All of the answers can provide significant link value except “comes from a page with many reciprocal and paid links,” which is very likely to have a strong negative affect on the value of the link.
- Q: Duplicate content is primarily an off-site issue, created through content licensing deals and copyright violations of scraped and re-published content, rather than a site-internal problem.
A: FALSE.
The answer is FALSE, as on-site duplicate content issues can be serious and cause plenty of problems in the search engines.
- Q: Which metric is NOT used by the major search engines to measure relevance or popularity in their ranking algorithms?
A: Keyword density in text on the page.
Keyword density is the outlier here. Dr. Garcia explains why search engines don’t use the metric here.
- Q: For search engine rankings & traffic in Google & Yahoo!, it is generally better to have many, small, single topic focused sites with links spread out between them than one, large, inclusive site with all the links pointing to that single domain.
A: FALSE.
This is FALSE, primarily because the search engines’ current algorithms places a great deal of weight on large, trusted domains, rather than small, niche sites.
- Q: Which of the following social media websites is the least popular (as measured by active users & visitors)?
A: Newsvine.
Newsvine is the smallest of the above, both in terms of traffic and users.






Of course these are just the basics of blog SEO but they are a good start to optimizing your blog without incurring too much cost by hiring SEO experts. And just a final note to this post, PageRank was named after Google co-founder Larry Page and not does not refer to how pages rank.
This a great post, unfortunately I only understood about a tenth of it.

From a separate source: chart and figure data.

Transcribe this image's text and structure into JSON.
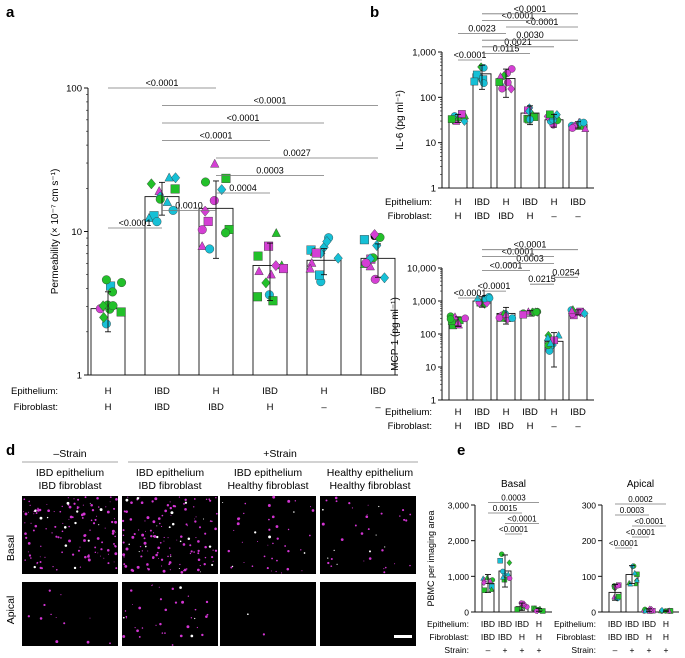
{
  "colors": {
    "green": "#22c02a",
    "cyan": "#16c0d6",
    "magenta": "#d43fd4",
    "pink": "#e84ad4",
    "bar": "#ffffff",
    "axis": "#111111",
    "micro_bg": "#000000",
    "micro_dot": "#d234d2"
  },
  "chart_data": [
    {
      "panel": "a",
      "type": "bar",
      "scale": "log",
      "ylabel": "Permeability (× 10⁻⁷ cm s⁻¹)",
      "ylim": [
        1,
        100
      ],
      "yticks": [
        "1",
        "10",
        "100"
      ],
      "row_labels": [
        "Epithelium:",
        "Fibroblast:"
      ],
      "epithelium": [
        "H",
        "IBD",
        "H",
        "IBD",
        "H",
        "IBD"
      ],
      "fibroblast": [
        "H",
        "IBD",
        "IBD",
        "H",
        "–",
        "–"
      ],
      "values": [
        2.9,
        17.5,
        14.5,
        5.8,
        6.3,
        6.5
      ],
      "sd": [
        0.9,
        4.5,
        8.0,
        2.5,
        1.3,
        1.7
      ],
      "comparisons": [
        {
          "a": 0,
          "b": 1,
          "p": "<0.0001"
        },
        {
          "a": 1,
          "b": 2,
          "p": "0.0010"
        },
        {
          "a": 2,
          "b": 3,
          "p": "0.0004"
        },
        {
          "a": 2,
          "b": 4,
          "p": "0.0003"
        },
        {
          "a": 2,
          "b": 5,
          "p": "0.0027"
        },
        {
          "a": 1,
          "b": 3,
          "p": "<0.0001"
        },
        {
          "a": 1,
          "b": 4,
          "p": "<0.0001"
        },
        {
          "a": 1,
          "b": 5,
          "p": "<0.0001"
        },
        {
          "a": 0,
          "b": 2,
          "p": "<0.0001"
        }
      ]
    },
    {
      "panel": "b",
      "type": "bar",
      "scale": "log",
      "ylabel": "IL-6 (pg ml⁻¹)",
      "ylim": [
        1,
        1000
      ],
      "yticks": [
        "1",
        "10",
        "100",
        "1,000"
      ],
      "row_labels": [
        "Epithelium:",
        "Fibroblast:"
      ],
      "epithelium": [
        "H",
        "IBD",
        "H",
        "IBD",
        "H",
        "IBD"
      ],
      "fibroblast": [
        "H",
        "IBD",
        "IBD",
        "H",
        "–",
        "–"
      ],
      "values": [
        35,
        330,
        260,
        45,
        32,
        25
      ],
      "sd": [
        7,
        180,
        160,
        20,
        10,
        4
      ],
      "comparisons": [
        {
          "a": 0,
          "b": 1,
          "p": "<0.0001"
        },
        {
          "a": 1,
          "b": 3,
          "p": "0.0115"
        },
        {
          "a": 1,
          "b": 4,
          "p": "0.0021"
        },
        {
          "a": 1,
          "b": 5,
          "p": "0.0030"
        },
        {
          "a": 0,
          "b": 2,
          "p": "0.0023"
        },
        {
          "a": 2,
          "b": 5,
          "p": "<0.0001"
        },
        {
          "a": 1,
          "b": 4,
          "p": "<0.0001"
        },
        {
          "a": 1,
          "b": 5,
          "p": "<0.0001"
        }
      ]
    },
    {
      "panel": "c",
      "type": "bar",
      "scale": "log",
      "ylabel": "MCP-1 (pg ml⁻¹)",
      "ylim": [
        1,
        10000
      ],
      "yticks": [
        "1",
        "10",
        "100",
        "1,000",
        "10,000"
      ],
      "row_labels": [
        "Epithelium:",
        "Fibroblast:"
      ],
      "epithelium": [
        "H",
        "IBD",
        "H",
        "IBD",
        "H",
        "IBD"
      ],
      "fibroblast": [
        "H",
        "IBD",
        "IBD",
        "H",
        "–",
        "–"
      ],
      "values": [
        250,
        1000,
        420,
        430,
        60,
        460
      ],
      "sd": [
        80,
        350,
        220,
        80,
        50,
        80
      ],
      "comparisons": [
        {
          "a": 0,
          "b": 1,
          "p": "<0.0001"
        },
        {
          "a": 1,
          "b": 2,
          "p": "<0.0001"
        },
        {
          "a": 3,
          "b": 4,
          "p": "0.0215"
        },
        {
          "a": 4,
          "b": 5,
          "p": "0.0254"
        },
        {
          "a": 1,
          "b": 3,
          "p": "<0.0001"
        },
        {
          "a": 2,
          "b": 4,
          "p": "0.0003"
        },
        {
          "a": 1,
          "b": 4,
          "p": "<0.0001"
        },
        {
          "a": 1,
          "b": 5,
          "p": "<0.0001"
        }
      ]
    },
    {
      "panel": "e",
      "type": "bar",
      "scale": "linear",
      "title": "Basal",
      "ylabel": "PBMC per imaging area",
      "ylim": [
        0,
        3000
      ],
      "yticks": [
        "0",
        "1,000",
        "2,000",
        "3,000"
      ],
      "row_labels": [
        "Epithelium:",
        "Fibroblast:",
        "Strain:"
      ],
      "epithelium": [
        "IBD",
        "IBD",
        "IBD",
        "H"
      ],
      "fibroblast": [
        "IBD",
        "IBD",
        "H",
        "H"
      ],
      "strain": [
        "–",
        "+",
        "+",
        "+"
      ],
      "values": [
        800,
        1150,
        150,
        60
      ],
      "sd": [
        250,
        450,
        100,
        40
      ],
      "comparisons": [
        {
          "a": 1,
          "b": 2,
          "p": "<0.0001"
        },
        {
          "a": 1,
          "b": 3,
          "p": "<0.0001"
        },
        {
          "a": 0,
          "b": 2,
          "p": "0.0015"
        },
        {
          "a": 0,
          "b": 3,
          "p": "0.0003"
        }
      ]
    },
    {
      "panel": "e",
      "type": "bar",
      "scale": "linear",
      "title": "Apical",
      "ylim": [
        0,
        300
      ],
      "yticks": [
        "0",
        "100",
        "200",
        "300"
      ],
      "row_labels": [
        "Epithelium:",
        "Fibroblast:",
        "Strain:"
      ],
      "epithelium": [
        "IBD",
        "IBD",
        "IBD",
        "H"
      ],
      "fibroblast": [
        "IBD",
        "IBD",
        "H",
        "H"
      ],
      "strain": [
        "–",
        "+",
        "+",
        "+"
      ],
      "values": [
        55,
        105,
        5,
        3
      ],
      "sd": [
        22,
        25,
        4,
        2
      ],
      "comparisons": [
        {
          "a": 0,
          "b": 1,
          "p": "<0.0001"
        },
        {
          "a": 1,
          "b": 2,
          "p": "<0.0001"
        },
        {
          "a": 1,
          "b": 3,
          "p": "<0.0001"
        },
        {
          "a": 0,
          "b": 2,
          "p": "0.0003"
        },
        {
          "a": 0,
          "b": 3,
          "p": "0.0002"
        }
      ]
    }
  ],
  "panel_labels": {
    "a": "a",
    "b": "b",
    "c": "c",
    "d": "d",
    "e": "e"
  },
  "micrographs": {
    "minus_strain": "–Strain",
    "plus_strain": "+Strain",
    "columns": [
      [
        "IBD epithelium",
        "IBD fibroblast"
      ],
      [
        "IBD epithelium",
        "IBD fibroblast"
      ],
      [
        "IBD epithelium",
        "Healthy fibroblast"
      ],
      [
        "Healthy epithelium",
        "Healthy fibroblast"
      ]
    ],
    "rows": [
      "Basal",
      "Apical"
    ],
    "density": [
      [
        0.9,
        0.95,
        0.3,
        0.25
      ],
      [
        0.08,
        0.25,
        0.01,
        0.0
      ]
    ]
  }
}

LOL No, I need to start very small and work my way slowly to gain any real understanding on how to promote my blog. Thanks again, I will have another look at it.
Pablothehat:
Don’t worry, you’ll get the hang of it soon. Thanks for stopping by.
Hope to see you again soon.
cheers
emigre
Great list. Maybe this weekend I’ll find some time to overhaul my blog. Cheers.
Very informative information. A little too long to read at one time. I truly enjoyed how you get the reader involved by making them think about the questions you ask. Here is a great service that is opening its doors again on Dec.4,2007
I see some really good tips of seo and i think i am going to use some of them.